Он еще думает, а я на Наташу смотрю. Она рот за ла­дошкой спрятала, подмаргивает.

Какая-то девушка на всех смотрит, тихо говорит:

— Вот Наташа их всех знает.

— Я знаю этих ребят,— встает Наташа,— Алешу, Леву, Мишу, да они сейчас все сами за дверью. Позвать?

— Да нет, зачем, Наташа,— говорит который в самой се­редине. Из-за стола выходит и мне руку: — Поздравляю вас, товарищ Грибков. Вы теперь комсомолец. Да держи же крепче билет.

— Спасибо,— говорю я. Все смеются.

— Кто там следующий,— говорит хмурый,— пригласите. Я дверь нашел.

— Ну, как?— спрашивают ребята.

— Вот!

Все билет рассматривают.

— Товарищ Кудрявцева,— приглашает Лидочку девуш­ка в белом.

Ушла Лидочка.

Мы даже мой билет не успели рассмотреть, как уже по­шел по рукам Лидочкин.

— Ой, мальчики,— смеется она,— ну, дайте же!

Снова дверь открылась. Вышел тот хмурый, заторопился по коридору.

— Товарищ Жаров,— объявляет в дверях девушка,— Пожалуйста.

Пошел наш Мишка. Потом тот хмурый обратно прошел. Дверью хлопнул. А она отошла, и нам все слышно:

— Расскажи биографию.

Мишка рассказывает.

— А где отец?

Тихо там. Стулья поскрипывают. Голос Наташи:

— У него не родной отец.

— Так это не родной отец? Ну, чего же ты молчишь? Так бы сразу и сказал.

Там долго очень тихо.

— Нет, родной,— говорит Мишка. Девушка и белом дверь закрыла.

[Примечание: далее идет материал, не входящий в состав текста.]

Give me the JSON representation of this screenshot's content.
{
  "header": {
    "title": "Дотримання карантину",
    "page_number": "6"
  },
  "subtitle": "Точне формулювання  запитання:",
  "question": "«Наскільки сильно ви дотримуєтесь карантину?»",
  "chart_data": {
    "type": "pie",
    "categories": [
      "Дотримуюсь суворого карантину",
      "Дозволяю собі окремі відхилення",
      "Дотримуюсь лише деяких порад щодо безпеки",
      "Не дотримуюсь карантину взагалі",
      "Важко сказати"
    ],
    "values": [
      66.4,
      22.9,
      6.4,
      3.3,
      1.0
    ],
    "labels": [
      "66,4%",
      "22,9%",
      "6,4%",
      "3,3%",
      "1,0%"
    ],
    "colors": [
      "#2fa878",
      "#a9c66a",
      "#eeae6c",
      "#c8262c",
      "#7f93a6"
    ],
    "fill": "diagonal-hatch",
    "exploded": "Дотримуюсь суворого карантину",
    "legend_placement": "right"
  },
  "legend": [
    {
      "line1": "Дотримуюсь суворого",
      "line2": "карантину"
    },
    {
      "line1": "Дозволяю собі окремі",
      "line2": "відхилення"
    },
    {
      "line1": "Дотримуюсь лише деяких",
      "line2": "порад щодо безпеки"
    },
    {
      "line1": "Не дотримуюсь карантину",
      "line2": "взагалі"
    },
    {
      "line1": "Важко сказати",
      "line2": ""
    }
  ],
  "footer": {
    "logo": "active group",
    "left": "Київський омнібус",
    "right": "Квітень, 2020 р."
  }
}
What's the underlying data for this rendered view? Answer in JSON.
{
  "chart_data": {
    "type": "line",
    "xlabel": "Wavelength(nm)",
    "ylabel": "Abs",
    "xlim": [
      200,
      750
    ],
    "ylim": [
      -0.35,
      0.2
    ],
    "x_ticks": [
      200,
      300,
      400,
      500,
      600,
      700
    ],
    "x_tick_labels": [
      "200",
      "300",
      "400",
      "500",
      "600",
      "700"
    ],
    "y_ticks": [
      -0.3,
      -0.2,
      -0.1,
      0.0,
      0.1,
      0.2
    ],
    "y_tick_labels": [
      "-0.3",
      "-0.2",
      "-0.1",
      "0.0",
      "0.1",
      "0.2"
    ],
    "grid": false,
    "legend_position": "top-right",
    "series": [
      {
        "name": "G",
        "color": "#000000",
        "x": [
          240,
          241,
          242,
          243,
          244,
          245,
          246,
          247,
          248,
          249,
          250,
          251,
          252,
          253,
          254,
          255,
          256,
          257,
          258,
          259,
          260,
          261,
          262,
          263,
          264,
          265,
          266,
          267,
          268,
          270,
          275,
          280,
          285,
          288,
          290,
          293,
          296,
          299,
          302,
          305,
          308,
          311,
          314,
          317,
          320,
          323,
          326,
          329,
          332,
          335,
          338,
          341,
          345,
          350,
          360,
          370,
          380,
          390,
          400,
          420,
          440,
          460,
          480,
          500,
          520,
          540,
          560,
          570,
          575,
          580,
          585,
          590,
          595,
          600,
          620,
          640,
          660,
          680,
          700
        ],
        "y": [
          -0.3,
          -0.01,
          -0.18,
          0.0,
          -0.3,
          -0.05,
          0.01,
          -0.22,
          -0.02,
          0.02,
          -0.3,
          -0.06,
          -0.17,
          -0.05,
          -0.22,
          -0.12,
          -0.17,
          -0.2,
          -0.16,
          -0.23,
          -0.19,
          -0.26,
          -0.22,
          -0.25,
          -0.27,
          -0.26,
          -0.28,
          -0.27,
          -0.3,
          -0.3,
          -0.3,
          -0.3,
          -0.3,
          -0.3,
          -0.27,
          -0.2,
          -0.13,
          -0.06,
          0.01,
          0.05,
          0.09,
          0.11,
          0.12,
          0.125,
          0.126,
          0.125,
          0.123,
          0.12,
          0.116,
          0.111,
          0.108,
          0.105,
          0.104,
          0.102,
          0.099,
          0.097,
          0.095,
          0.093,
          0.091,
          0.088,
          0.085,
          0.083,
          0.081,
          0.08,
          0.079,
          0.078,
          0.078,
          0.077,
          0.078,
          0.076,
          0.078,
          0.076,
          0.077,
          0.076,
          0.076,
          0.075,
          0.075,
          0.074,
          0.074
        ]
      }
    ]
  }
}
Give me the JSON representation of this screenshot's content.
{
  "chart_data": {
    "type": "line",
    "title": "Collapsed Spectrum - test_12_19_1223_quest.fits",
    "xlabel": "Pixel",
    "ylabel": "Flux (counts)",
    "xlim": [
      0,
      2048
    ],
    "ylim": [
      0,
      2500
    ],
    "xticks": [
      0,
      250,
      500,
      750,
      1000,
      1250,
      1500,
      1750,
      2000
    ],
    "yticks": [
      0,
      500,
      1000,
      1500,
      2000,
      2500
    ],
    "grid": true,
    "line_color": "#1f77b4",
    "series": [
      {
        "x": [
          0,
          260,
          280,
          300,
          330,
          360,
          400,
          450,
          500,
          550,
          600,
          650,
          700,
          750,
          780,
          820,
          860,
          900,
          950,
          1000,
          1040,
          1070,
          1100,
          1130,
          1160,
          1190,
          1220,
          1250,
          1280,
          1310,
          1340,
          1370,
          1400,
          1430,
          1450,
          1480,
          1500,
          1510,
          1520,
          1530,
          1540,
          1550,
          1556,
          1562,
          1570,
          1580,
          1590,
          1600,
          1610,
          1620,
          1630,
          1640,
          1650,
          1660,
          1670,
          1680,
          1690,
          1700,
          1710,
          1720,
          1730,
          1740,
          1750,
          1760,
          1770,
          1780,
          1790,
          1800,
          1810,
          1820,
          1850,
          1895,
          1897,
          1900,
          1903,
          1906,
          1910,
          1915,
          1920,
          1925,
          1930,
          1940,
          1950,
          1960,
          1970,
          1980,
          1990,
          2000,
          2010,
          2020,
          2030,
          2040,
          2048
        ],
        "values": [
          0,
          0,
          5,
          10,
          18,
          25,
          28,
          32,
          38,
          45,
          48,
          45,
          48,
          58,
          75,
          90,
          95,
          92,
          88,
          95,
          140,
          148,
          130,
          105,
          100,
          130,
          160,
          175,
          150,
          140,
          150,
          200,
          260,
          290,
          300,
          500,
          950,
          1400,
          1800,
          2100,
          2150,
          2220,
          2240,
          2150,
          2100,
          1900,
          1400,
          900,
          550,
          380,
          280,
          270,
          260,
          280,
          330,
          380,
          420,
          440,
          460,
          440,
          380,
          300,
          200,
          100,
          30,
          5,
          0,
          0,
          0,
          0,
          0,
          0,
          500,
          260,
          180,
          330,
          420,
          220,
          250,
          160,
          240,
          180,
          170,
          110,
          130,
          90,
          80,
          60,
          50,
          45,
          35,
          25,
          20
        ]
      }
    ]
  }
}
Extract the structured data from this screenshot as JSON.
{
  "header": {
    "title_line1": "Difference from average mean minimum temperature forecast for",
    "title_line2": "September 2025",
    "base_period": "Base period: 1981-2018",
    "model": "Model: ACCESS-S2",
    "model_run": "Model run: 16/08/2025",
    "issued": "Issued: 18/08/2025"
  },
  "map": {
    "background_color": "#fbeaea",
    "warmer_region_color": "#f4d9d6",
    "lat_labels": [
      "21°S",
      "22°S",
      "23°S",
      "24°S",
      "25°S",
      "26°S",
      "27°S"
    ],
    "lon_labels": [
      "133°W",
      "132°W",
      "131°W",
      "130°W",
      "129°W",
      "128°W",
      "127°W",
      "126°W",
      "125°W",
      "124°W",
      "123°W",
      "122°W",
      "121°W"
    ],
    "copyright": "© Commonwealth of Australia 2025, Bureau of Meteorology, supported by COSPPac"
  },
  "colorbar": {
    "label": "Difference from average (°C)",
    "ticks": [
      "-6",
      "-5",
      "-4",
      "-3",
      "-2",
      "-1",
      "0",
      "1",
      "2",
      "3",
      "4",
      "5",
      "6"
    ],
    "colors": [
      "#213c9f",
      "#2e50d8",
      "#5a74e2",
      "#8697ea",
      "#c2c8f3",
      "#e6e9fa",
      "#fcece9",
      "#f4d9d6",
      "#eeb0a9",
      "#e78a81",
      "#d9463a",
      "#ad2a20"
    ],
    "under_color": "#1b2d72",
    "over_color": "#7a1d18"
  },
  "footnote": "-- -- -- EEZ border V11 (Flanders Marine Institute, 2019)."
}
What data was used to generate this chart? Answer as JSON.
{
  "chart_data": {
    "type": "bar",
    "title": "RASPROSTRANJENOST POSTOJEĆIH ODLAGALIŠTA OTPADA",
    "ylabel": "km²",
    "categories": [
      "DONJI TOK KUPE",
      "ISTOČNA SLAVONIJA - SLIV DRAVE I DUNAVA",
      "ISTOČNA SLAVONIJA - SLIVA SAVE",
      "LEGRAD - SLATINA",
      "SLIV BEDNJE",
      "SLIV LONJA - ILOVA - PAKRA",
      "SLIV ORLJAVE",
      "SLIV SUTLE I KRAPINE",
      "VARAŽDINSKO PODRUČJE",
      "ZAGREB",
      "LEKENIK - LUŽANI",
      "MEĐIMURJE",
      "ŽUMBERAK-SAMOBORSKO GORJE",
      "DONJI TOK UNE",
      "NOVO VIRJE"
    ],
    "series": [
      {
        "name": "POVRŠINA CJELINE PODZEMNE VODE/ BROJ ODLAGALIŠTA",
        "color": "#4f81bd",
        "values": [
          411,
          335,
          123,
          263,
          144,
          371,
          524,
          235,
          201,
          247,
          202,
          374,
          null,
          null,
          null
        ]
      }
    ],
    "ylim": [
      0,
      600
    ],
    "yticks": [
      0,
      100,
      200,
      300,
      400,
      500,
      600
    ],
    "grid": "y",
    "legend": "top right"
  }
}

— Вот дурак-то!— шепчет Гога.— Зачем же он так сказал? Мы друг на друга смотрим, ничего не понимаем.

— А что случилось?— теребит нас Славик.— Чего же вы молчите? Алеша?

Дверь открылась, Мишка рукой загородился, идет сквозь пас. Я только вижу длинный коридор и Мишкину спину в белой отглаженной рубашке.

— Ну, чего же вы?— толкает нас Лидочка.— Бежим!

Мы догнали Мишку у выхода. Славик его руку от лица отнимает.

— Не приняли,— дрожат у Мишки губы.

Мы молчим. Рядом оказалась Наташа. Прижала к себе Мишкину голову, тихонько гладит:

— Ничего, Миша… ничего, мой мальчик… Все пройдет. Тогда и вы не вступайте,— вдруг расплакался Славик,— не вступайте, и все. Алеша?

— Нельзя так, Славик,— тихо говорит Наташа,— все бу­дет хорошо. Мишу примут. Обязательно примут. Ты слы­шишь, Миша? Тебя примут.

— Это еще как сказать,— сомневается Гога.

Мишка сухими глазами смотрит на всех нас. Он верит и не верит.

— Наташа,— шепчет он,— ребята…

Лидочка его руками обняла, теребит:

— Тебя зачем Пелагея Васильевна к доске вызывала? Ты понял? Ну, вчера же дело было. Ну, сочинение про му­жество писали? Помнишь?

Мишка молчит.

— Это когда про Муция Сцеволлу я рассказывал,— поясняет Гога,— забыл, что ли?

Мишка молчит.

— Да ничего он не соображает,— машет рукой Гога.— Ну, я побежал, сейчас меня…

И вдруг я вижу в коридоре знакомую фигуру. Это Пела­гея Васильевна. Идет в нашу сторону, близоруко читает таблички на дверях. Потом нас увидела, заторопилась.

— Ребята, Пелагея Васильевна!— толкаю я друзей. Она подходит, растерянно улыбается. С Наташей за ручку, всех внимательно оглядела, Мишку по щеке потре­пала и вдруг забеспокоилась:

— Мне же в райсовет нужно. Это на каком же этаже, Наташа?

— Райсовет выше, Пелагея Васильевна. Она было пошла, потом вернулась:

— Да, я совсем забыла. Проверила ваши сочинения «Как я понимаю мужество?». Накрутили кто во что горазд. Вот только один Миша написал на «отлично».

Она ему прическу взъерошила, заторопилась.

— Ну, я пошла. Значит, этажом выше?

И пошла по коридору прямая, строгая наша Пелагея Ва­сильевна.

— Миша,— радуется Лидочка,— поздравляю. У тебя же «отлично».

Мы все поздравляем, тормошим Мишку. Только Славик в окно смотрит, удивляется:

— Как же так? Ей второй этаж, а она на трамвае хочет? Вон стоит на остановке. Ждет. Почему это, Алеша?

* * *

Мы ходим по школе с комсомольскими значками. Славик где-то позади водит за нами свою вихрастую компанию.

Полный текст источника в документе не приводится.